SFF Magazines (Sci Phi Journal) Some News and a Request — “I’d like to keep producing it but the financial burden is putting a strain on things. So in the interests of not having to close the magazine down I am considering the following options and would ask readers to consider some of the following options and let me know what you think.”

Hubris (Black Gate) Vintage Treasures: Special Wonder, Volumes 1 & 2, edited by J. Francis McComas — “The Magazine of Fantasy & Science Fiction was founded in 1949 by Anthony Boucher and J. Francis McComas, who believed science fiction and fantasy could aspire to a literary niche far above the level of the pulp magazines of the 30s and 40s.”

Pink Slime (Black Gate) You Can’t Go Home Again: The Annotated Sword of Shannara: 35th Anniversary Edition by Terry Brooks — “The worst sin that can be laid at The Sword of Shannara’s feet is not Terry Brooks’ fault. It’s not even the del Reys’ fault as they had no idea how successful it would be, nor how powerful the desire for more of the same. The wild success of Sword led directly to the wealth of epic-quest-against-dark-lord series that dominated fantasy fiction for the following twenty years.”

Books (Mad Genius Club) If I’m not awake, please wake me up! — “Traditional publishing is following the path taken by Hollywood. Instead of pushing its ‘successful’ authors to bring out new material, they want the successful work rehashed.”

Journalism (Otherwhere Gazette) A Response to Charles Gannon — “Would you talk to a Homophobic Neo-Nazi that tried to hijack a literary award? How about a racist who married a minority wife and had a child with her to hide his racism? These have actually happened! We know, it was talked about in such serious publications as Salon, Entertainment Weekly, The Daily Beast, The Guardian, and Slate. They had to get their information somewhere. Someone sent this information to them and they should have done due diligence. Otherwise they might not have as much credibility as people thought.”

Books (Monster Hunter Nation) Ask Correia #17: Velocity, Releases, Rankings, and Remainders — “Having fans working at book stores is amazing. Take for example B&N. I’ve been in literally hundreds of B&Ns.
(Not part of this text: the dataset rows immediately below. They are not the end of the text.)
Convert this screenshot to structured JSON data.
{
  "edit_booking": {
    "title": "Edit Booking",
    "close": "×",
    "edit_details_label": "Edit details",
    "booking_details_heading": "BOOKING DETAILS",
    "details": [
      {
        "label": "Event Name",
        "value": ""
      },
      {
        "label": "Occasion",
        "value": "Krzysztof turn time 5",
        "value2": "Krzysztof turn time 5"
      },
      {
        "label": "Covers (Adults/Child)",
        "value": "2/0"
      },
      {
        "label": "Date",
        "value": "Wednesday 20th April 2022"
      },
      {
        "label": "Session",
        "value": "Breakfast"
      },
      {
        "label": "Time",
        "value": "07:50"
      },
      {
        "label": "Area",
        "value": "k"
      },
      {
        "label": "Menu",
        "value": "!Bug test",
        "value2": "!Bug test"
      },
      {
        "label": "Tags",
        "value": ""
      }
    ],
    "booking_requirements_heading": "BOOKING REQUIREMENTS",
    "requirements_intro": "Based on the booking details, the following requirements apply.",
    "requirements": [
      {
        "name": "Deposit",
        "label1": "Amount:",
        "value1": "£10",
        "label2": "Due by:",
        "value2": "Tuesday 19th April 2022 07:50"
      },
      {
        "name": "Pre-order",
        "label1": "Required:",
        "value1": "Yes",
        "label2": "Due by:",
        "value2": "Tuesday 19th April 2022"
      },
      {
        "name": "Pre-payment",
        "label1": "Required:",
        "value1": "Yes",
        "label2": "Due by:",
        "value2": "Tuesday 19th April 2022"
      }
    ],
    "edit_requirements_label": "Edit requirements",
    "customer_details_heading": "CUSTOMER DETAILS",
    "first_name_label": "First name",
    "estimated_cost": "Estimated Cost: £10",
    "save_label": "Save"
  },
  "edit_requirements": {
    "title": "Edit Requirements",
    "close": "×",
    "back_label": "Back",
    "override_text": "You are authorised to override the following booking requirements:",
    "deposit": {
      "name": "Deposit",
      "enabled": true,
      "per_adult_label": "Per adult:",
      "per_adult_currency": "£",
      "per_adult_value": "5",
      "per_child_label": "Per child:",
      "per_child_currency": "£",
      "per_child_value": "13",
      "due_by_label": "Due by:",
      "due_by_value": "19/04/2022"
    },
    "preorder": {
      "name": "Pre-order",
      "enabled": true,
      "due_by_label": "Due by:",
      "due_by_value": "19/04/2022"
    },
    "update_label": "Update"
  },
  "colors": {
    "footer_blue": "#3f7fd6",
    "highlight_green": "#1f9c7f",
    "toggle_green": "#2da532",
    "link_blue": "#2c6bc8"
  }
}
In a store where nobody on staff is a fan, I might sell tens of books a year. In a store where I’ve got fans, I sell hundreds. Staff hand selling books to customers makes a huge difference. I’m talking order of magnitude difference. So be nice to your book store employees!”

Dungeon Crawl Classics (Delta’s D&D Hotspot) I’m in DCC — “I think it was the second session where I was leafing through the enormous tome that is the DCC rulebook. There’s an extensive recreation/love letter to the ‘Appendix N’ literature list — apparently Joseph Goodman actually read every single title mentioned there in advance of creating the game. Then this is followed by an ‘Appendix O’ of online resources and blogs — and I was pleasantly surprised and stunned to see that this very blog, Delta’s D&D Hotspot, is included in that listing, as recommended reading.”

Appendix N (Mimsy Were the Borogoves) Women are writing science fiction! — “There have been several women’s renaissances in Science Fiction/Fantasy, and they all seem to forget their predecessors.”

Pink Slime (Cirsova) Everyone is talking about Shannara this week, so I will too — “Following Shannara’s commercial success, the demand for Tolkienian high fantasy was met with a new wave of Brick Fantasy. While most spec-fic had enjoyed popularity in shorter novella formats, publishers saw that the market for multi-inch thick sprawling fantasy trilogies was ripe. Though D&D was not birthed by this maelstrom, it certainly fed into it; by the 80s, spec-fic shelves were filled with trilogies, quadrologies and even sextets of books featuring some combination of guy-with-sword, dwarf, elf, and mythic creature (usually, but not always, a dragon) in some wooded/mountainous/pastoral tableau; by the 90s, everybody was reading Wheel of Time, Dragonlance, Shannara, or Drizzt, and though I saw his name in my friend’s AD&D Deities & Demigods, I never heard anyone actually talk about Fritz Leiber until my late 20s and Vance was just the name that people blamed D&D’s magic system on.”